We are interested in understanding how those with experience of international mobility contribute to the development of their home countries; and the ways in which these individuals link their contributions to their formative experiences abroad. The project will compare the life stories of changemakers from various countries who have had international mobility experience and those who did not.

The existing scarce literature, including the work of the Principal Investigator of this project, offers some preliminary evidence on the ways in which the implications of studying abroad can go beyond the individual-level. Institutional and national contexts at home and abroad can influence the ways in which international experience impacts mobile individuals and their preparedness to impact system-level changes at home.

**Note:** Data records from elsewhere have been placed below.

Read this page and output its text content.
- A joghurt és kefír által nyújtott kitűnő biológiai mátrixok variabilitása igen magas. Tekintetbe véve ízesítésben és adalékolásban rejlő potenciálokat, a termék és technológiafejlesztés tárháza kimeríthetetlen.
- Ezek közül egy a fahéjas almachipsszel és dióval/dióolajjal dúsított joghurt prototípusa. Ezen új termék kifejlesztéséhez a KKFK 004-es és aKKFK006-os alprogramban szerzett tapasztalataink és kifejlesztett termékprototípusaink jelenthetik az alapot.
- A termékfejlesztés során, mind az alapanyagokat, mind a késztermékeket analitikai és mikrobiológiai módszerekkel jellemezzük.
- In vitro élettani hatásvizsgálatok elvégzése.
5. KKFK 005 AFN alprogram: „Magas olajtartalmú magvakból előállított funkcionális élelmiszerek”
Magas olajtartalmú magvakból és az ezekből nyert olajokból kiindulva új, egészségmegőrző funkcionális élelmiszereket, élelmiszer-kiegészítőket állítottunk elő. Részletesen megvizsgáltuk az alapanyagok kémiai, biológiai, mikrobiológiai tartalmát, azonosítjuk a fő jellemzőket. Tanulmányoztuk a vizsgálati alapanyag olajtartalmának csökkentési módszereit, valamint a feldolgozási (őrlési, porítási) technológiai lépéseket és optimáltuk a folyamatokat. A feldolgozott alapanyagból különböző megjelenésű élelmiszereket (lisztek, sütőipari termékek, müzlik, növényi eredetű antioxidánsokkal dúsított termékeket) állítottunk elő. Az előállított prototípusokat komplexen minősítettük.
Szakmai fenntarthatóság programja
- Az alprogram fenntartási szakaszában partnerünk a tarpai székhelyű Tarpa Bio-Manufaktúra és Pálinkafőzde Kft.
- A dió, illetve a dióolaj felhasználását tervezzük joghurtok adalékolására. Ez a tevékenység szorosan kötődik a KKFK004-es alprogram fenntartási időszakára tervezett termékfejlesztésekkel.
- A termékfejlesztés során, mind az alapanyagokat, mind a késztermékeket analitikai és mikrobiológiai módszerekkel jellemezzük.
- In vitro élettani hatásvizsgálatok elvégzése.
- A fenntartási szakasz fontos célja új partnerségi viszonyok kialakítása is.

The project offers macro-level modelling of the links between student flows and national development indicators since the 1960s. At the same time, the project provides a nuanced analysis of how changemakers interpret the impact of their international mobility on their self-formation and how they connect such transformation with their societal contributions.

A particular area of interest is the system-level outcomes of international exchange experiences in the United States, including an understanding of the contributions of ECA (the Bureau of Educational & Cultural Affairs at the US State Department) foreign exchange participants to the development of their home countries.

The research project covers all six regions of the world: Sub-Saharan Africa, East Asia and the Pacific, Europe and Eurasia, the Middle East and Northern Africa, South and Central Asia, and the Western Hemisphere.